Second, how similar are the test population characteristics to each other, and to your subject? Often when there is not great data, studies will simply create arbitrary distinctions to test whether there’s some general difference between two groups. For example: a study might ask whether the population that received a treatment within the first 24 hours did better than the population that was given it afterwards. You should take great care at looking at these studies because the over-24-hour group could be mostly people who did not get the treatment for 20 days; if your case involves someone who got treatment at hour 25, they are much more like the under-24-hour group, than the over-24-hour group.
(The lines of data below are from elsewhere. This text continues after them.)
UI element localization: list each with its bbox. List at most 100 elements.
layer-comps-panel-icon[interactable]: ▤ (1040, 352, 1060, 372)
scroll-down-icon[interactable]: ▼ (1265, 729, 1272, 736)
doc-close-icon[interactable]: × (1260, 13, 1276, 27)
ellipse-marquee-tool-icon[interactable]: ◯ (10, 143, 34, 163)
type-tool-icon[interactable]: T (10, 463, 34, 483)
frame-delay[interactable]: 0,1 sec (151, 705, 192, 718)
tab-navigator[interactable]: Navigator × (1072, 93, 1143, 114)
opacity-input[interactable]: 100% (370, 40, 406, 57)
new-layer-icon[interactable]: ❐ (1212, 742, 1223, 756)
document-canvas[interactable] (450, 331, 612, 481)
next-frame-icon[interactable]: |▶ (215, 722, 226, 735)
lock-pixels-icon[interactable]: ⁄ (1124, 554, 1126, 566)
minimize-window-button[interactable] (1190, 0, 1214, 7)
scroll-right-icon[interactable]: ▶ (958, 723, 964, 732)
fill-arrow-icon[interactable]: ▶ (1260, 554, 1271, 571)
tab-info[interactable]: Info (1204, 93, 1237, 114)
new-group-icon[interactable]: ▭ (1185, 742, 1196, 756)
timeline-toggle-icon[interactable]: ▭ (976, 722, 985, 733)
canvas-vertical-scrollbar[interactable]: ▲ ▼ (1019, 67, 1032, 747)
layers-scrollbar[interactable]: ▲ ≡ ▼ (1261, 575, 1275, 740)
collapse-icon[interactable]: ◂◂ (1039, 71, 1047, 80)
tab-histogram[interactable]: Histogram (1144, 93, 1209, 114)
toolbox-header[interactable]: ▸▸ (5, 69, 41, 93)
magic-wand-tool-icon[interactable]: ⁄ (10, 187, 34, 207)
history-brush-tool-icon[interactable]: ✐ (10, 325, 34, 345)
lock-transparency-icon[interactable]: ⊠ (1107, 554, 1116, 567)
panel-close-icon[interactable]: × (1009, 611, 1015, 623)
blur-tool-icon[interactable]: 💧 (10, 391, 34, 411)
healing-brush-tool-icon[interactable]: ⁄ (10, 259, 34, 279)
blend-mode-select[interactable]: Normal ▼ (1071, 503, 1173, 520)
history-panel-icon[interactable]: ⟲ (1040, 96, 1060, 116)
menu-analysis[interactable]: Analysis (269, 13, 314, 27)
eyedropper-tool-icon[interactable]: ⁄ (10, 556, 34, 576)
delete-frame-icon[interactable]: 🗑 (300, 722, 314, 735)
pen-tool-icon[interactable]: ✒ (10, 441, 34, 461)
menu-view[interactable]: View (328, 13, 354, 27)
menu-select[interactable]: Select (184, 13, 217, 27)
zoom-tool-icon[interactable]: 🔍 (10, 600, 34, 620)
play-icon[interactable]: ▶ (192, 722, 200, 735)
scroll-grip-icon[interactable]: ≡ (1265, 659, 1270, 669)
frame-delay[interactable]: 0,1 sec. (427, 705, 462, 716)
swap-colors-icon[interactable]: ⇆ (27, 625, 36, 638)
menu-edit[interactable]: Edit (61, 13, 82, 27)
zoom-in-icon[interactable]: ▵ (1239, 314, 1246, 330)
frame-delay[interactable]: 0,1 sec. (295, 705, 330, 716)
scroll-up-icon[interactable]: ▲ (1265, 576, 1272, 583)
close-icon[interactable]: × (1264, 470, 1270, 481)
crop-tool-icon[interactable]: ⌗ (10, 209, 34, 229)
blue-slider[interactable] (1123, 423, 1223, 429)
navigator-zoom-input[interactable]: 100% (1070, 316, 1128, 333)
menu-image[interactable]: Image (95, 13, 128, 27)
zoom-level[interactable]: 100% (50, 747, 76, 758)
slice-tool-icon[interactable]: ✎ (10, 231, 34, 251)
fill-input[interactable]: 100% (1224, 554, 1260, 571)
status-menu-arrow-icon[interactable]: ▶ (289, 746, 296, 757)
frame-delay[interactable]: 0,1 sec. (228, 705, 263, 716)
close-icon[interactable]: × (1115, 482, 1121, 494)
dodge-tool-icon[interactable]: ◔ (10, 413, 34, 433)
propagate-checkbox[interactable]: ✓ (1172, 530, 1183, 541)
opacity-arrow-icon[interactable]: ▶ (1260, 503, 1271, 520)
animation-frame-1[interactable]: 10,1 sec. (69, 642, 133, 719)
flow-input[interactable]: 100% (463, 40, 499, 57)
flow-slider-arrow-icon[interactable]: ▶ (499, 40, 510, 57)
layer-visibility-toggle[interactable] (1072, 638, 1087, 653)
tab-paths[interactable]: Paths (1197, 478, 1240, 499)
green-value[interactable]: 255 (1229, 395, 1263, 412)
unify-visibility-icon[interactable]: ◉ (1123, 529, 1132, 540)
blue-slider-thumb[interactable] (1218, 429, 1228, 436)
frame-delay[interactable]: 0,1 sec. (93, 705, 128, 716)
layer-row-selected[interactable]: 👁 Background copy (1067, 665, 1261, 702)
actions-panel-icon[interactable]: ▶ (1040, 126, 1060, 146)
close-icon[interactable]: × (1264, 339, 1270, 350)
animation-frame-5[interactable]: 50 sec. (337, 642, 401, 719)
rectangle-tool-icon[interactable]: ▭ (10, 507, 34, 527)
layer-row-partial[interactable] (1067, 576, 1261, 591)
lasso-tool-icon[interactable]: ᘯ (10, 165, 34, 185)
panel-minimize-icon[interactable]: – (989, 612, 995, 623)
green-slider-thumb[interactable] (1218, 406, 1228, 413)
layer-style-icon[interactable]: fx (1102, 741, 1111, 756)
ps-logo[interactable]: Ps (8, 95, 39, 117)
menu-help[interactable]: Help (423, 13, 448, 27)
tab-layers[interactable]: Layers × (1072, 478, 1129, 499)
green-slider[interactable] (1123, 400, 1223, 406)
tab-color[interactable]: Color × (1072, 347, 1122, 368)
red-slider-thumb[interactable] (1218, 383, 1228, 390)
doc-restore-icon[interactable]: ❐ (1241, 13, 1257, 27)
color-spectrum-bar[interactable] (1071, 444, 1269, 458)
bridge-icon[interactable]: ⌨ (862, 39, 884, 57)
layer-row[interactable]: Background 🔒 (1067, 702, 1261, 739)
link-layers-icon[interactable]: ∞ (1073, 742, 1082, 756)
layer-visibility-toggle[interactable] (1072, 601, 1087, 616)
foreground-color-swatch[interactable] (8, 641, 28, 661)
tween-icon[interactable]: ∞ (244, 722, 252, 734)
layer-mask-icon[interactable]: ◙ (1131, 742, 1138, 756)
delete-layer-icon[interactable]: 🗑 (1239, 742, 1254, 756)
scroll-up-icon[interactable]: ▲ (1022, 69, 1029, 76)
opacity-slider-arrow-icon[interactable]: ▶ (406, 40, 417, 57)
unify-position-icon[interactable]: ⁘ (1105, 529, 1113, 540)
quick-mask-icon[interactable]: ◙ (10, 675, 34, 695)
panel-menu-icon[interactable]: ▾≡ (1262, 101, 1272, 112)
Finally, is there enough information to extrapolate to your scenario? It is not uncommon that the population distinctions you care about are not reflected in the populations studied. If there is a lot of data, there may be a regression analysis, which will allow you to extrapolate. You will most often see regression analysis in cases, like automotive engineering, with large datasets from controlled environments. If not, you want to make sure that your scenario is similar to that of the studied populations.

Without science: Narrative and outliers

So, what if you come to suspect that there’s no scientific support for the proposition you need?

First, don’t despair! If your expert does not have a scientific basis for their belief, the other side does not have one either. This can be rhetorically liberating because it means that your expert is free to offer up anecdotal evidence, and narrative explanation for how the phenomenon works and why they believe what they do.

I was working on a case in which the standard of care requires an operation within 60 hours. Our expert said there was a breach, and then went too far and claimed that it was the cause of the death. But, studies supporting that standard of care were statistically flimsy and, to their credit, offered statistical validations (called a chi-squared) which conceded that the 60-hour mark was arbitrary, but appeared to have some utility.

Fortunately, the timeline problem was easily fixed because we were able to look at a narrative of the tell-tale signs of what happens before the death. Looking at that narrative, we were able to say that the fatal process could have been stopped earlier if the doctors had adhered to the 60-hour guideline.

A final approach is to ask if your outcome would be such an outlier under normal circumstances that you can infer that it caused the problem. When the Challenger Space Shuttle exploded, the legendary physicist Richard Feynman made news by dropping an O-ring into a cup of ice water, showing that it cracked and then showing that the launch temperature of the Challenger was lower than other, previous launches.

Clearly, you can’t run experiments on Space Shuttles and see at what temperature they blow up. And, when the Challenger did blow up, the debris was messy enough that it could be used to offer a range of possible explanations. So, there’s no scientific way of showing why the Challenger blew up.

If there is no scientific support for your expert’s opinion, take a line from Richard Feynman’s book and, build the facts to show that the breach of the standard of care meant that your scenario was a dangerous outlier from the normal operation.